30-37a “By myself I can do nothing. As I hear, I judge, and my judgment is true because I do not live to please myself but to do the will of the Father who sent me. You may say that I am bearing witness about myself, that therefore what I say about myself has no value, but I would remind you that there is one who witnesses about me and I know that his witness about me is absolutely true. You sent to John, and he testified to the truth. Not that it is man’s testimony that I accept—I only tell you this to help you to be saved. John certainly was a lamp that burned and shone, and for a time you were willing to enjoy the light that he gave. But I have a higher testimony than John’s. The work that the Father gave me to complete, yes, these very actions which I do are my witness that the Father has sent me. This is how the Father who has sent me has given his own personal testimony to me.

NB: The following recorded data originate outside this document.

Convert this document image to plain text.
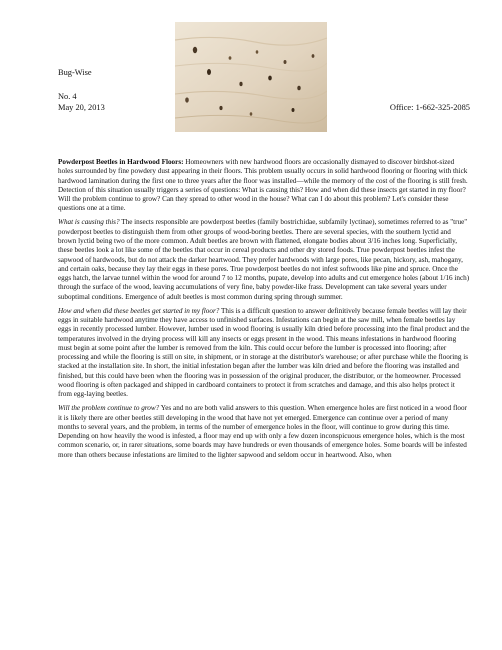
Bug-Wise
No. 4
May 20, 2013	Office: 1-662-325-2085

Powderpost Beetles in Hardwood Floors: Homeowners with new hardwood floors are occasionally dismayed to discover birdshot-sized holes surrounded by fine powdery dust appearing in their floors. This problem usually occurs in solid hardwood flooring or flooring with thick hardwood lamination during the first one to three years after the floor was installed—while the memory of the cost of the flooring is still fresh. Detection of this situation usually triggers a series of questions: What is causing this? How and when did these insects get started in my floor? Will the problem continue to grow? Can they spread to other wood in the house? What can I do about this problem? Let's consider these questions one at a time.

What is causing this? The insects responsible are powderpost beetles (family bostrichidae, subfamily lyctinae), sometimes referred to as "true" powderpost beetles to distinguish them from other groups of wood-boring beetles. There are several species, with the southern lyctid and brown lyctid being two of the more common. Adult beetles are brown with flattened, elongate bodies about 3/16 inches long. Superficially, these beetles look a lot like some of the beetles that occur in cereal products and other dry stored foods. True powderpost beetles infest the sapwood of hardwoods, but do not attack the darker heartwood. They prefer hardwoods with large pores, like pecan, hickory, ash, mahogany, and certain oaks, because they lay their eggs in these pores. True powderpost beetles do not infest softwoods like pine and spruce. Once the eggs hatch, the larvae tunnel within the wood for around 7 to 12 months, pupate, develop into adults and cut emergence holes (about 1/16 inch) through the surface of the wood, leaving accumulations of very fine, baby powder-like frass. Development can take several years under suboptimal conditions. Emergence of adult beetles is most common during spring through summer.

How and when did these beetles get started in my floor? This is a difficult question to answer definitively because female beetles will lay their eggs in suitable hardwood anytime they have access to unfinished surfaces. Infestations can begin at the saw mill, when female beetles lay eggs in recently processed lumber. However, lumber used in wood flooring is usually kiln dried before processing into the final product and the temperatures involved in the drying process will kill any insects or eggs present in the wood. This means infestations in hardwood flooring must begin at some point after the lumber is removed from the kiln. This could occur before the lumber is processed into flooring; after processing and while the flooring is still on site, in shipment, or in storage at the distributor's warehouse; or after purchase while the flooring is stacked at the installation site. In short, the initial infestation began after the lumber was kiln dried and before the flooring was installed and finished, but this could have been when the flooring was in possession of the original producer, the distributor, or the homeowner. Processed wood flooring is often packaged and shipped in cardboard containers to protect it from scratches and damage, and this also helps protect it from egg-laying beetles.

Will the problem continue to grow? Yes and no are both valid answers to this question. When emergence holes are first noticed in a wood floor it is likely there are other beetles still developing in the wood that have not yet emerged. Emergence can continue over a period of many months to several years, and the problem, in terms of the number of emergence holes in the floor, will continue to grow during this time. Depending on how heavily the wood is infested, a floor may end up with only a few dozen inconspicuous emergence holes, which is the most common scenario, or, in rarer situations, some boards may have hundreds or even thousands of emergence holes. Some boards will be infested more than others because infestations are limited to the lighter sapwood and seldom occur in heartwood. Also, when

37b-47 “Now you have never at any time heard what he says or seen what he is like. Nor do you really believe his word in your hearts, for you refuse to believe the man who he has sent. You pore over the scriptures for you imagine that you will find eternal life in them. And all the time they give their testimony to me! But you are not willing to come to me to have real life! Men’s approval or disapproval means nothing to me, but I can tell that you have none of the love of God in your hearts. I have come in the name of my Father and you will not accept me. Yet if another man comes simply in his own name, you will accept him. How on earth can you believe while you are for ever looking for each other’s approval and not for the glory that comes from the one God? There is no need for you to think that I have come to accuse you before the Father. You already have an accuser—Moses, in whom you put all your confidence! For if you really believed Moses, you would be bound to believe me; for is was about me that he wrote. But if you do not believe what he wrote, how can you believe what I say”?